First Street seemed little changed from what I remembered. Though no longer cobblestoned, it is still only three blocks in length, stores on both sides. I went quickly to our old store, which had been in the center block—the Number One location in that day’s merchantspeak.
You used to be able to spot our store by the gold letters on the plate-glass windows: BRONSON’S LOW-PRICED STORE. My father had splurged on those letters. For customer morale, he said, so customers would not feel that “low-priced” meant cheap.
Our store is now Swain’s Electronics, one of the few stores on the street that still sells things. Most of the properties that are occupied offer services. Some persevere from my day. The First National Bank, for example, seems as in charge as ever, its brass plaque gleaming perhaps for the ages. At the end of the street the train depot is still operating, if minimally. And across the railroad tracks the church steeple rises into the air, though the church may no longer be New Bethel Baptist.

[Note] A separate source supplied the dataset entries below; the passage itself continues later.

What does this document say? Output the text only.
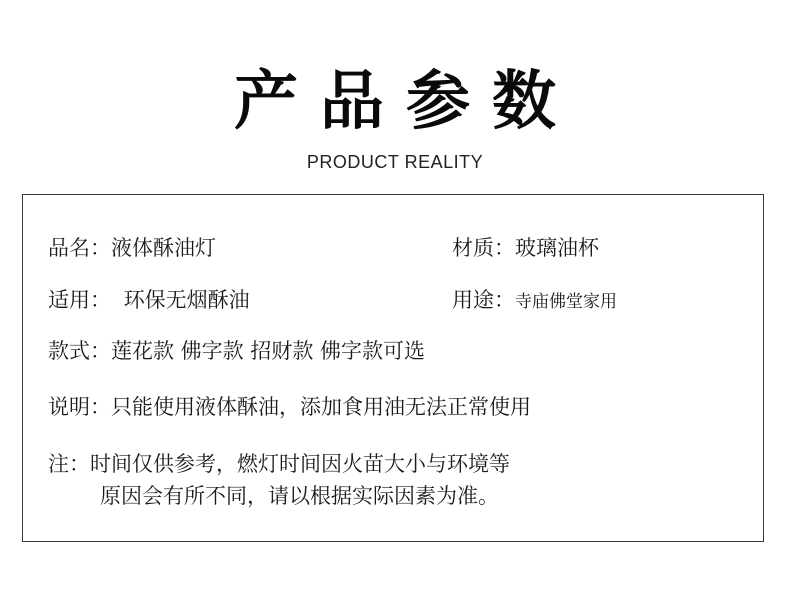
产品参数
PRODUCT REALITY
品名：液体酥油灯	材质：玻璃油杯
适用： 环保无烟酥油	用途：寺庙佛堂家用
款式：莲花款 佛字款 招财款 佛字款可选
说明：只能使用液体酥油，添加食用油无法正常使用
注：时间仅供参考，燃灯时间因火苗大小与环境等
原因会有所不同，请以根据实际因素为准。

Bronson’s Low-Priced Store was Concordia’s “Jew store.” There had been none until my family got there, and in those days it was the custom for every small Southern town to have one. A Jew store—and that is what people called it—was a modest establishment selling soft goods—clothing and domestics (bedding, towels, yard goods)—to the poorer people of the town—the farmers, the sharecroppers, the blacks, the factory workers. We were the only Jews among Concordia’s inhabitants, of which, when my family arrived in 1920, there were 5,318, counting whites and Negroes.

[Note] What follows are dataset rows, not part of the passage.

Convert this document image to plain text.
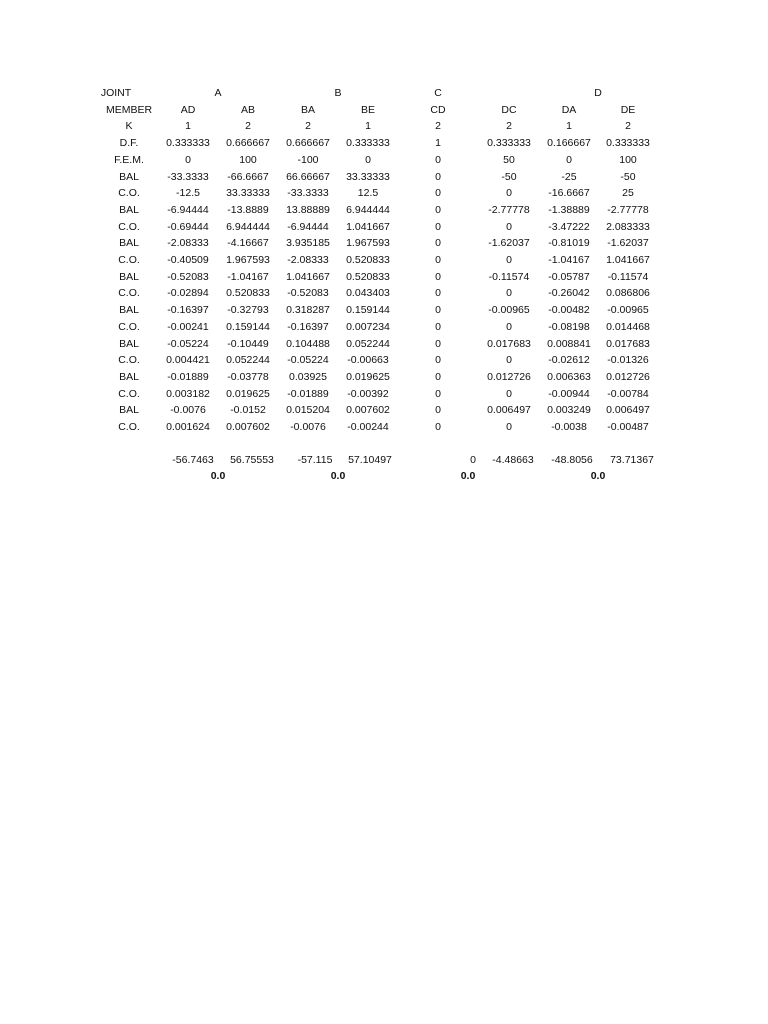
JOINT	A	B	C	D
MEMBER	AD	AB	BA	BE	CD	DC	DA	DE
K	1	2	2	1	2	2	1	2
D.F.	0.333333	0.666667	0.666667	0.333333	1	0.333333	0.166667	0.333333
F.E.M.	0	100	-100	0	0	50	0	100
BAL	-33.3333	-66.6667	66.66667	33.33333	0	-50	-25	-50
C.O.	-12.5	33.33333	-33.3333	12.5	0	0	-16.6667	25
BAL	-6.94444	-13.8889	13.88889	6.944444	0	-2.77778	-1.38889	-2.77778
C.O.	-0.69444	6.944444	-6.94444	1.041667	0	0	-3.47222	2.083333
BAL	-2.08333	-4.16667	3.935185	1.967593	0	-1.62037	-0.81019	-1.62037
C.O.	-0.40509	1.967593	-2.08333	0.520833	0	0	-1.04167	1.041667
BAL	-0.52083	-1.04167	1.041667	0.520833	0	-0.11574	-0.05787	-0.11574
C.O.	-0.02894	0.520833	-0.52083	0.043403	0	0	-0.26042	0.086806
BAL	-0.16397	-0.32793	0.318287	0.159144	0	-0.00965	-0.00482	-0.00965
C.O.	-0.00241	0.159144	-0.16397	0.007234	0	0	-0.08198	0.014468
BAL	-0.05224	-0.10449	0.104488	0.052244	0	0.017683	0.008841	0.017683
C.O.	0.004421	0.052244	-0.05224	-0.00663	0	0	-0.02612	-0.01326
BAL	-0.01889	-0.03778	0.03925	0.019625	0	0.012726	0.006363	0.012726
C.O.	0.003182	0.019625	-0.01889	-0.00392	0	0	-0.00944	-0.00784
BAL	-0.0076	-0.0152	0.015204	0.007602	0	0.006497	0.003249	0.006497
C.O.	0.001624	0.007602	-0.0076	-0.00244	0	0	-0.0038	-0.00487
-56.7463	56.75553	-57.115	57.10497	0	-4.48663	-48.8056	73.71367
0.0	0.0	0.0	0.0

For us Concordia actually began at the house of Miss Brookie Simmons. As I pulled my rental car up to it and sat looking, it seemed much as it had when I had last seen it and, I have no doubt, much as it had been when Aaron and Reba Bronson and family had pulled up to it themselves on their arrival in Concordia.
Though I was not there on that first day, it doesn’t really matter. The story of it, and the events leading up to and following it, have been so often recalled and relived in my family, they have long seemed as much my experiences as the things I remember as having happened to me. My mother and father are with us no longer for the nostalgia sessions that so engrossed us, but Miriam and Joey are still around. Miriam and Joey live up North; I, in the South, though among a mixed population of Southerners and Northerners. Although Miriam has been living up North for many years, her Southern accent is as strong as ever, if not stronger. Joey (“Joe” now to most people but “Joey” as ever to Miriam and me) lost his a long time ago. Mine is still there, more there at certain times than at others: When Southerners are present, my speech is dense with y’alls and mercys and much less so when they’re not.
Joey and Miriam and I get together as often as possible, and when we do, out come the stories, along with the snapshots and the newspaper clippings and the old store newspaper ads.
Like Banion County and Concordia, most names are not real ones; but what happened and why are pretty much the truth, or, as my father would say, “close enough so nobody argues about it.”